Yang Tercecer di Era Kemerdekaan (5): Luka Itu Dia Bawa Sampai Mati
- Penulis : Dimas Anugerah Wicaksono
- Selasa, 07 Mei 2024 10:10 WIB
Sakinah dibebaskan ketika Jepang kalah perang.
Ia pun pergi ke Bali,
dengan identitas baru.
Punya teman baru.
Punya suami.
Suami Sakinah meninggal terlebih dahulu, sepuluh tahun sebelumnya.
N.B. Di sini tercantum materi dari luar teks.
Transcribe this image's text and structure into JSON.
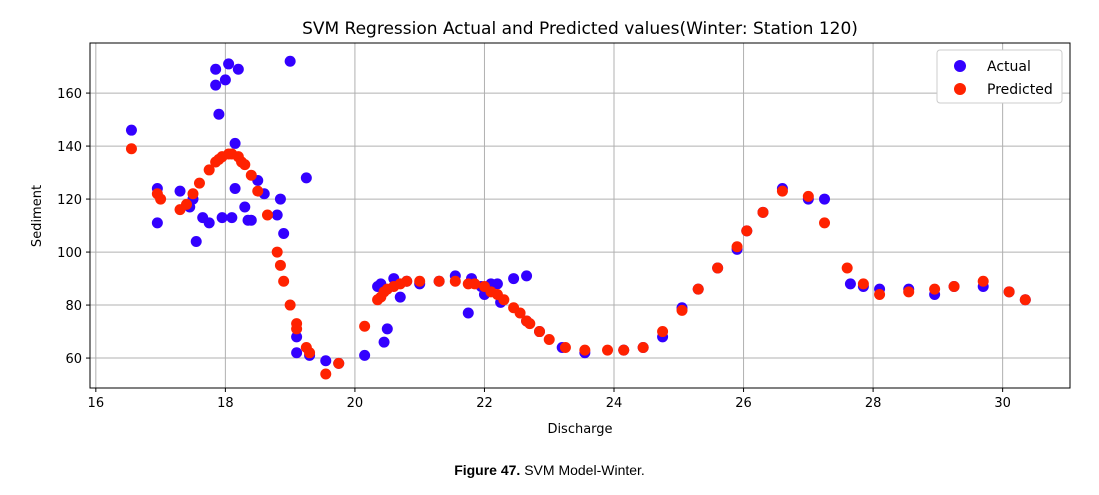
{
  "chart_data": {
    "type": "scatter",
    "title": "SVM Regression Actual and Predicted values(Winter: Station 120)",
    "xlabel": "Discharge",
    "ylabel": "Sediment",
    "xlim": [
      15.91,
      31.04
    ],
    "ylim": [
      48.7,
      178.9
    ],
    "xticks": [
      16,
      18,
      20,
      22,
      24,
      26,
      28,
      30
    ],
    "yticks": [
      60,
      80,
      100,
      120,
      140,
      160
    ],
    "grid": true,
    "legend_position": "top-right",
    "series": [
      {
        "name": "Actual",
        "color": "#3300ff",
        "points": [
          [
            16.55,
            146
          ],
          [
            16.95,
            124
          ],
          [
            16.95,
            111
          ],
          [
            17.3,
            123
          ],
          [
            17.45,
            117
          ],
          [
            17.5,
            120
          ],
          [
            17.55,
            104
          ],
          [
            17.65,
            113
          ],
          [
            17.75,
            111
          ],
          [
            17.85,
            169
          ],
          [
            17.85,
            163
          ],
          [
            17.9,
            152
          ],
          [
            17.95,
            113
          ],
          [
            18.0,
            165
          ],
          [
            18.05,
            171
          ],
          [
            18.1,
            113
          ],
          [
            18.15,
            141
          ],
          [
            18.15,
            124
          ],
          [
            18.2,
            169
          ],
          [
            18.3,
            117
          ],
          [
            18.35,
            112
          ],
          [
            18.4,
            112
          ],
          [
            18.5,
            127
          ],
          [
            18.6,
            122
          ],
          [
            18.8,
            114
          ],
          [
            18.85,
            120
          ],
          [
            18.9,
            107
          ],
          [
            19.0,
            172
          ],
          [
            19.1,
            68
          ],
          [
            19.1,
            62
          ],
          [
            19.25,
            128
          ],
          [
            19.3,
            61
          ],
          [
            19.55,
            59
          ],
          [
            19.75,
            58
          ],
          [
            20.15,
            61
          ],
          [
            20.35,
            87
          ],
          [
            20.4,
            88
          ],
          [
            20.45,
            66
          ],
          [
            20.5,
            71
          ],
          [
            20.6,
            90
          ],
          [
            20.7,
            83
          ],
          [
            20.8,
            89
          ],
          [
            21.0,
            88
          ],
          [
            21.3,
            89
          ],
          [
            21.55,
            91
          ],
          [
            21.75,
            77
          ],
          [
            21.8,
            90
          ],
          [
            21.95,
            87
          ],
          [
            22.0,
            84
          ],
          [
            22.1,
            88
          ],
          [
            22.2,
            88
          ],
          [
            22.25,
            81
          ],
          [
            22.45,
            90
          ],
          [
            22.65,
            74
          ],
          [
            22.65,
            91
          ],
          [
            22.85,
            70
          ],
          [
            23.2,
            64
          ],
          [
            23.55,
            62
          ],
          [
            24.15,
            63
          ],
          [
            24.45,
            64
          ],
          [
            24.75,
            68
          ],
          [
            25.05,
            79
          ],
          [
            25.3,
            86
          ],
          [
            25.6,
            94
          ],
          [
            25.9,
            101
          ],
          [
            26.05,
            108
          ],
          [
            26.3,
            115
          ],
          [
            26.6,
            124
          ],
          [
            27.0,
            120
          ],
          [
            27.25,
            120
          ],
          [
            27.65,
            88
          ],
          [
            27.85,
            87
          ],
          [
            28.1,
            86
          ],
          [
            28.55,
            86
          ],
          [
            28.95,
            84
          ],
          [
            29.25,
            87
          ],
          [
            29.7,
            87
          ],
          [
            30.1,
            85
          ],
          [
            30.35,
            82
          ]
        ]
      },
      {
        "name": "Predicted",
        "color": "#ff2200",
        "points": [
          [
            16.55,
            139
          ],
          [
            16.95,
            122
          ],
          [
            17.0,
            120
          ],
          [
            17.3,
            116
          ],
          [
            17.4,
            118
          ],
          [
            17.5,
            122
          ],
          [
            17.6,
            126
          ],
          [
            17.75,
            131
          ],
          [
            17.85,
            134
          ],
          [
            17.9,
            135
          ],
          [
            17.95,
            136
          ],
          [
            18.05,
            137
          ],
          [
            18.1,
            137
          ],
          [
            18.2,
            136
          ],
          [
            18.25,
            134
          ],
          [
            18.3,
            133
          ],
          [
            18.4,
            129
          ],
          [
            18.5,
            123
          ],
          [
            18.65,
            114
          ],
          [
            18.8,
            100
          ],
          [
            18.85,
            95
          ],
          [
            18.9,
            89
          ],
          [
            19.0,
            80
          ],
          [
            19.1,
            73
          ],
          [
            19.1,
            71
          ],
          [
            19.25,
            64
          ],
          [
            19.3,
            62
          ],
          [
            19.55,
            54
          ],
          [
            19.75,
            58
          ],
          [
            20.15,
            72
          ],
          [
            20.35,
            82
          ],
          [
            20.4,
            83
          ],
          [
            20.45,
            85
          ],
          [
            20.5,
            86
          ],
          [
            20.6,
            87
          ],
          [
            20.7,
            88
          ],
          [
            20.8,
            89
          ],
          [
            21.0,
            89
          ],
          [
            21.3,
            89
          ],
          [
            21.55,
            89
          ],
          [
            21.75,
            88
          ],
          [
            21.85,
            88
          ],
          [
            22.0,
            87
          ],
          [
            22.1,
            85
          ],
          [
            22.2,
            84
          ],
          [
            22.3,
            82
          ],
          [
            22.45,
            79
          ],
          [
            22.55,
            77
          ],
          [
            22.65,
            74
          ],
          [
            22.7,
            73
          ],
          [
            22.85,
            70
          ],
          [
            23.0,
            67
          ],
          [
            23.25,
            64
          ],
          [
            23.55,
            63
          ],
          [
            23.9,
            63
          ],
          [
            24.15,
            63
          ],
          [
            24.45,
            64
          ],
          [
            24.75,
            70
          ],
          [
            25.05,
            78
          ],
          [
            25.3,
            86
          ],
          [
            25.6,
            94
          ],
          [
            25.9,
            102
          ],
          [
            26.05,
            108
          ],
          [
            26.3,
            115
          ],
          [
            26.6,
            123
          ],
          [
            27.0,
            121
          ],
          [
            27.25,
            111
          ],
          [
            27.6,
            94
          ],
          [
            27.85,
            88
          ],
          [
            28.1,
            84
          ],
          [
            28.55,
            85
          ],
          [
            28.95,
            86
          ],
          [
            29.25,
            87
          ],
          [
            29.7,
            89
          ],
          [
            30.1,
            85
          ],
          [
            30.35,
            82
          ]
        ]
      }
    ]
  },
  "caption": {
    "label": "Figure 47.",
    "text": " SVM Model-Winter."
  }
}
Itu yang membuat Sakinah sangat sedih.
Suami sangat mencintainya.
Tapi suami tak tahu,
siapa Sakinah sebenarnya.
Suaminya tak tahu,
bahwa ratusan tentara Jepang pernah memperkosanya.
Sakinah merasa sangat bersalah.
Sejak suaminya wafat,
Sakinah berubah.
Ia membaca berita.
Gadis penghibur tentara Jepang asal Korea bicara di PBB.
Mereka menuntut pemerintah Jepang meminta maaf.
Sejak saat itu, Sakinah menjadi aktivis.
Ia menemui banyak perempuan Indonesia yang masih hidup, yang juga dipaksa menjadi gadis penghibur tentara Jepang.
Mereka juga menuntut pemerintah Jepang minta maaf,
dan ganti rugi.
Sakinah sudah sering ke luar negeri, menjadi pembicara, atau saksi.
Terbuka matanya.
Ternyata banyak sekali.
Sekitar 200 ribu perempuan, dipaksa menjadi gadis penghibur tentara Jepang di perang dunia kedua.
Mereka asal Cina, Korea, Taiwan, Filipina, juga Indonesia.
Shinta membaca dokumen itu.
Politisi Jepang Mayor Osaka, Toru Hashimoto membela diri.
“Daripada tentara Jepang memperkosa penduduk,
lebih baik disediakan rumah bordil.
Itu bagian disiplin tentara Jepang.”
Shinta juga membaca permintaan maaf dari pemerintah Jepang lewat Menteri Yohei Kono.
Jepang memberi ganti rugi 300 juta rupiah masing-masing kepada 280 gadis penghibur di Filipina, Taiwan, Korea Selatan.